The Sentinel Data Lake leverages advanced analytics and AI to empower security teams. It supports Kusto Query Language (KQL) for querying across both tiers, enabling threat hunting, forensic analysis, and compliance reporting.
Integration with Jupyter notebooks, Python, and Apache Spark facilitates advanced analytics, machine learning, and visualizations, such as anomaly detection and behavioral baselining.
By providing a unified data foundation, it powers Microsoft Security Copilot and custom AI models, helping detect subtle attack patterns and generate high-fidelity alerts. The decoupled storage and compute architecture allows organizations to query data only when needed, further optimizing costs.
Management is streamlined within the Microsoft Defender portal, eliminating the need for complex infrastructure like Azure Data Explorer or storage blobs. Automated onboarding, audit logging, and table management simplify operations, while KQL jobs enable one-time or scheduled data promotion from the data lake to the analytics tier with cost-optimizing filters.
The platform supports long-term threat detection, allowing retroactive threat hunting and incident reconstruction over years, which is ideal for identifying “low and slow” attacks or meeting regulatory requirements like GDPR, FCA, or NIS2. Its multi-tenant flexibility also makes it suitable for Managed Security Service Providers (MSSPs) and Managed Detection and Response (MDR) providers, offering tenant-specific workflows and data isolation.
Despite its strengths, the preview phase has limitations. Interactive KQL queries are capped at 30,000 rows or 64 MB and timeout after 10 minutes, requiring KQL jobs for larger queries. Job concurrency is limited to three, with a maximum of 100 enabled jobs per tenant and a one-hour execution timeout. Up to 20 workspaces can be onboarded, and the primary workspace must be in the tenant’s home region. After enabling the data lake, auxiliary logs from Defender XDR are accessible only via Data Lake Exploration KQL queries, not Advanced Hunting. Analysts may also need to hone KQL optimization skills to manage query costs effectively.
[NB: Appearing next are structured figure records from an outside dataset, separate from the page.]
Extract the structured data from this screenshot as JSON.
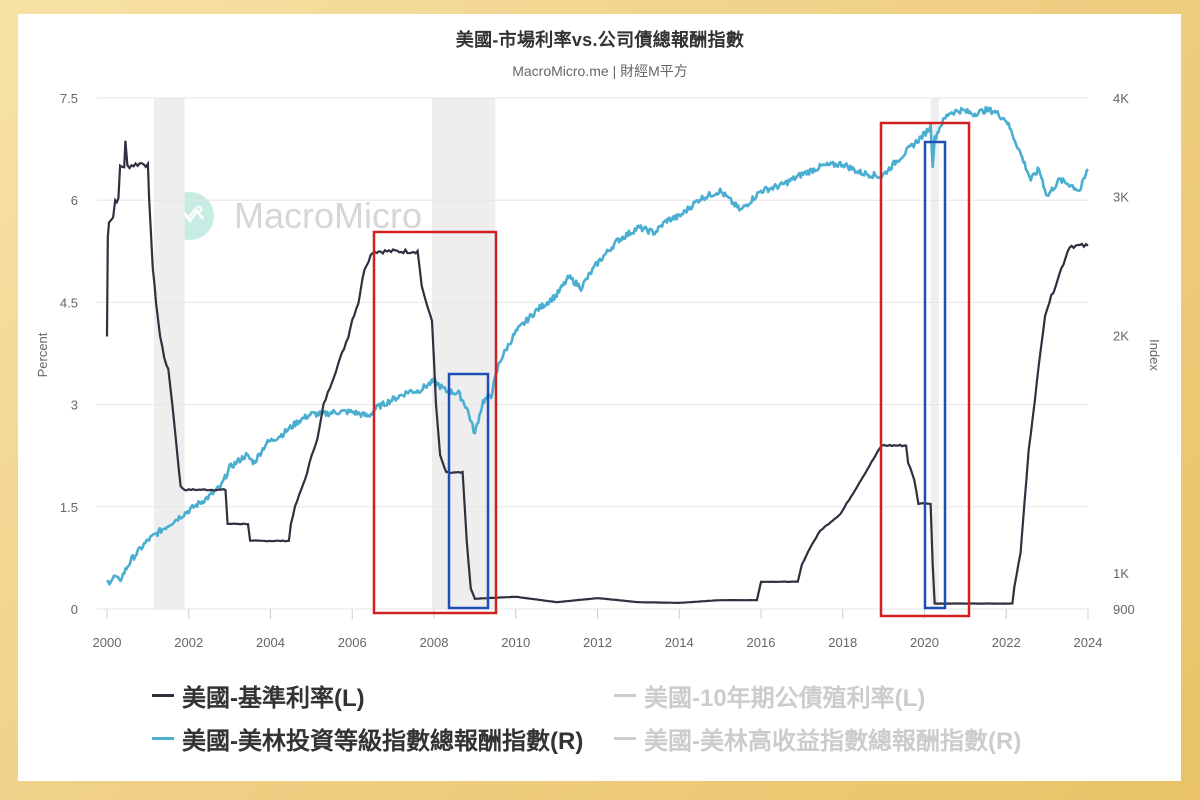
{
  "title": "美國-市場利率vs.公司債總報酬指數",
  "subtitle": "MacroMicro.me | 財經M平方",
  "watermark": {
    "text": "MacroMicro",
    "icon": "chart-logo-icon"
  },
  "colors": {
    "frame_light": "#f7e2a6",
    "frame_dark": "#e9c366",
    "fed_funds": "#2f3040",
    "ig_index": "#4aaed0",
    "hidden_series": "#cccccc",
    "highlight_red": "#d02020",
    "highlight_blue": "#1f4fb5",
    "recession_band": "#eeeeee",
    "grid": "#e6e6e6"
  },
  "legend": [
    {
      "label": "美國-基準利率(L)",
      "color": "#2f3040",
      "visible": true
    },
    {
      "label": "美國-10年期公債殖利率(L)",
      "color": "#cccccc",
      "visible": false
    },
    {
      "label": "美國-美林投資等級指數總報酬指數(R)",
      "color": "#4aaed0",
      "visible": true
    },
    {
      "label": "美國-美林高收益指數總報酬指數(R)",
      "color": "#cccccc",
      "visible": false
    }
  ],
  "chart_data": {
    "type": "line",
    "title": "美國-市場利率vs.公司債總報酬指數",
    "subtitle": "MacroMicro.me | 財經M平方",
    "xlabel": "",
    "ylabel_left": "Percent",
    "ylabel_right": "Index",
    "x_ticks": [
      "2000",
      "2002",
      "2004",
      "2006",
      "2008",
      "2010",
      "2012",
      "2014",
      "2016",
      "2018",
      "2020",
      "2022",
      "2024"
    ],
    "xlim": [
      2000,
      2024
    ],
    "y_left_ticks": [
      "0",
      "1.5",
      "3",
      "4.5",
      "6",
      "7.5"
    ],
    "y_left_lim": [
      0,
      7.5
    ],
    "y_right_ticks": [
      "900",
      "1K",
      "2K",
      "3K",
      "4K"
    ],
    "y_right_scale": "log",
    "y_right_lim": [
      900,
      4000
    ],
    "grid": true,
    "legend_position": "bottom",
    "recession_bands": [
      [
        2001.15,
        2001.9
      ],
      [
        2007.95,
        2009.5
      ],
      [
        2020.15,
        2020.35
      ]
    ],
    "highlight_boxes": [
      {
        "color": "red",
        "x": [
          2006.6,
          2009.6
        ],
        "y_left": [
          -0.05,
          5.5
        ]
      },
      {
        "color": "blue",
        "x": [
          2008.4,
          2009.4
        ],
        "y_left": [
          0,
          3.45
        ]
      },
      {
        "color": "red",
        "x": [
          2018.95,
          2021.1
        ],
        "y_left": [
          -0.1,
          7.2
        ]
      },
      {
        "color": "blue",
        "x": [
          2020.05,
          2020.55
        ],
        "y_left": [
          0,
          6.9
        ]
      }
    ],
    "series": [
      {
        "name": "美國-基準利率(L)",
        "axis": "left",
        "x": [
          2000.0,
          2000.02,
          2000.05,
          2000.15,
          2000.2,
          2000.28,
          2000.32,
          2000.35,
          2000.42,
          2000.45,
          2000.5,
          2000.9,
          2001.0,
          2001.03,
          2001.08,
          2001.12,
          2001.2,
          2001.3,
          2001.4,
          2001.5,
          2001.6,
          2001.7,
          2001.8,
          2001.9,
          2001.95,
          2002.9,
          2002.95,
          2003.45,
          2003.5,
          2004.45,
          2004.5,
          2004.6,
          2004.75,
          2004.9,
          2005.0,
          2005.15,
          2005.3,
          2005.45,
          2005.6,
          2005.75,
          2005.9,
          2006.0,
          2006.15,
          2006.3,
          2006.5,
          2007.6,
          2007.7,
          2007.8,
          2007.95,
          2008.05,
          2008.15,
          2008.3,
          2008.7,
          2008.8,
          2008.9,
          2009.0,
          2010.0,
          2011.0,
          2012.0,
          2013.0,
          2014.0,
          2015.0,
          2015.9,
          2016.0,
          2016.9,
          2017.0,
          2017.2,
          2017.45,
          2017.95,
          2018.2,
          2018.45,
          2018.7,
          2018.95,
          2019.55,
          2019.6,
          2019.75,
          2019.85,
          2020.15,
          2020.2,
          2020.25,
          2021.0,
          2022.15,
          2022.2,
          2022.35,
          2022.45,
          2022.55,
          2022.7,
          2022.85,
          2022.95,
          2023.1,
          2023.25,
          2023.55,
          2024.0
        ],
        "values": [
          4.0,
          5.45,
          5.7,
          5.75,
          6.0,
          6.0,
          6.5,
          6.5,
          6.5,
          6.85,
          6.5,
          6.55,
          6.5,
          6.0,
          5.5,
          5.0,
          4.5,
          4.0,
          3.7,
          3.5,
          3.0,
          2.4,
          1.8,
          1.75,
          1.75,
          1.75,
          1.25,
          1.25,
          1.0,
          1.0,
          1.25,
          1.5,
          1.75,
          2.0,
          2.25,
          2.5,
          3.0,
          3.25,
          3.5,
          3.75,
          4.0,
          4.25,
          4.5,
          5.0,
          5.25,
          5.25,
          4.75,
          4.5,
          4.25,
          3.0,
          2.25,
          2.0,
          2.0,
          1.0,
          0.3,
          0.15,
          0.18,
          0.1,
          0.16,
          0.1,
          0.09,
          0.13,
          0.13,
          0.4,
          0.4,
          0.65,
          0.9,
          1.15,
          1.4,
          1.65,
          1.9,
          2.15,
          2.4,
          2.4,
          2.15,
          1.9,
          1.55,
          1.55,
          0.65,
          0.08,
          0.08,
          0.08,
          0.33,
          0.83,
          1.58,
          2.33,
          3.08,
          3.83,
          4.33,
          4.58,
          4.83,
          5.33,
          5.33
        ]
      },
      {
        "name": "美國-美林投資等級指數總報酬指數(R)",
        "axis": "right",
        "x": [
          2000.0,
          2000.2,
          2000.3,
          2000.6,
          2001.0,
          2001.5,
          2002.0,
          2002.5,
          2002.8,
          2003.0,
          2003.4,
          2003.6,
          2003.9,
          2004.3,
          2004.7,
          2005.0,
          2005.3,
          2005.6,
          2006.0,
          2006.4,
          2006.6,
          2007.0,
          2007.4,
          2007.6,
          2008.0,
          2008.3,
          2008.6,
          2008.8,
          2009.0,
          2009.2,
          2009.4,
          2009.6,
          2010.0,
          2010.5,
          2011.0,
          2011.3,
          2011.6,
          2012.0,
          2012.5,
          2013.0,
          2013.4,
          2013.7,
          2014.0,
          2014.5,
          2015.0,
          2015.5,
          2016.0,
          2016.5,
          2017.0,
          2017.5,
          2018.0,
          2018.4,
          2018.95,
          2019.5,
          2020.0,
          2020.15,
          2020.2,
          2020.25,
          2020.4,
          2020.6,
          2020.9,
          2021.2,
          2021.5,
          2021.7,
          2022.0,
          2022.3,
          2022.6,
          2022.8,
          2023.0,
          2023.3,
          2023.6,
          2023.8,
          2024.0
        ],
        "values": [
          970,
          990,
          975,
          1040,
          1100,
          1150,
          1200,
          1250,
          1290,
          1360,
          1410,
          1380,
          1460,
          1500,
          1560,
          1590,
          1590,
          1600,
          1600,
          1580,
          1620,
          1660,
          1700,
          1700,
          1750,
          1700,
          1690,
          1620,
          1500,
          1650,
          1680,
          1850,
          2020,
          2150,
          2250,
          2370,
          2300,
          2470,
          2640,
          2740,
          2700,
          2800,
          2830,
          2980,
          3050,
          2880,
          3050,
          3100,
          3200,
          3280,
          3300,
          3220,
          3180,
          3400,
          3600,
          3680,
          3300,
          3550,
          3700,
          3830,
          3860,
          3820,
          3860,
          3850,
          3750,
          3450,
          3150,
          3250,
          3000,
          3150,
          3100,
          3050,
          3250
        ]
      }
    ]
  }
}
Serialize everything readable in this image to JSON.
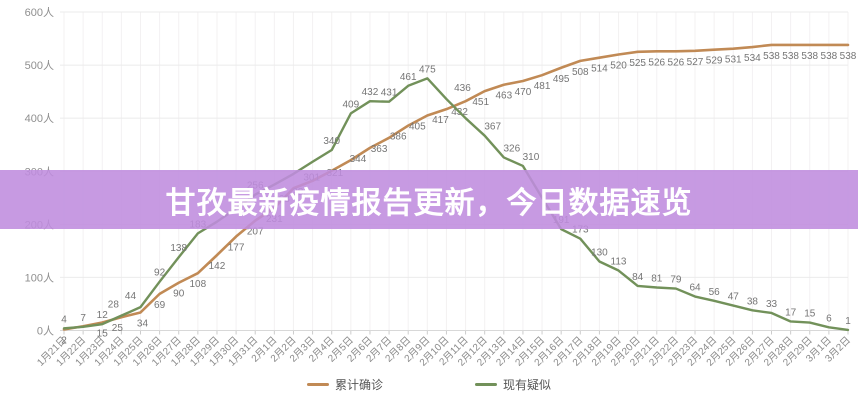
{
  "banner": {
    "title": "甘孜最新疫情报告更新，今日数据速览",
    "bg_color": "#bf8cde",
    "text_color": "#ffffff"
  },
  "chart_data": {
    "type": "line",
    "title": "",
    "xlabel": "",
    "ylabel": "人",
    "ylim": [
      0,
      600
    ],
    "grid": true,
    "legend_position": "bottom",
    "y_tick_labels": [
      "0人",
      "100人",
      "200人",
      "300人",
      "400人",
      "500人",
      "600人"
    ],
    "x": [
      "1月21日",
      "1月22日",
      "1月23日",
      "1月24日",
      "1月25日",
      "1月26日",
      "1月27日",
      "1月28日",
      "1月29日",
      "1月30日",
      "1月31日",
      "2月1日",
      "2月2日",
      "2月3日",
      "2月4日",
      "2月5日",
      "2月6日",
      "2月7日",
      "2月8日",
      "2月9日",
      "2月10日",
      "2月11日",
      "2月12日",
      "2月13日",
      "2月14日",
      "2月15日",
      "2月16日",
      "2月17日",
      "2月18日",
      "2月19日",
      "2月20日",
      "2月21日",
      "2月22日",
      "2月23日",
      "2月24日",
      "2月25日",
      "2月26日",
      "2月27日",
      "2月28日",
      "2月29日",
      "3月1日",
      "3月2日"
    ],
    "series": [
      {
        "name": "累计确诊",
        "color": "#c18a55",
        "values": [
          2,
          8,
          15,
          25,
          34,
          69,
          90,
          108,
          142,
          177,
          207,
          231,
          268,
          282,
          301,
          321,
          344,
          363,
          386,
          405,
          417,
          432,
          451,
          463,
          470,
          481,
          495,
          508,
          514,
          520,
          525,
          526,
          526,
          527,
          529,
          531,
          534,
          538,
          538,
          538,
          538,
          538
        ],
        "hidden_label_indices": [
          1
        ],
        "label_side": "below"
      },
      {
        "name": "现有疑似",
        "color": "#72915a",
        "values": [
          4,
          7,
          12,
          28,
          44,
          92,
          138,
          183,
          205,
          230,
          256,
          275,
          295,
          318,
          340,
          409,
          432,
          431,
          461,
          475,
          436,
          400,
          367,
          326,
          310,
          250,
          191,
          173,
          130,
          113,
          84,
          81,
          79,
          64,
          56,
          47,
          38,
          33,
          17,
          15,
          6,
          1
        ],
        "hidden_label_indices": [
          8,
          9,
          11,
          12,
          13,
          21,
          25
        ],
        "label_side": "above"
      }
    ]
  }
}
The Microsoft Sentinel Data Lake supports a range of use cases, from threat hunting and incident reconstruction to compliance and AI-driven automation. By offering scalable, cost-efficient storage and analytics, it redefines SIEM, enabling faster detection, smarter responses, and compliance-ready operations.
For enterprises, it maximizes existing Microsoft security investments, while MSSPs benefit from simplified multi-tenant management. To get started, organizations can enable the data lake through the Defender portal and refer to Microsoft’s onboarding guide and KQL documentation. For pricing details, visit the Microsoft Sentinel Pricing Page. As the product is in preview, features and pricing may evolve before general availability.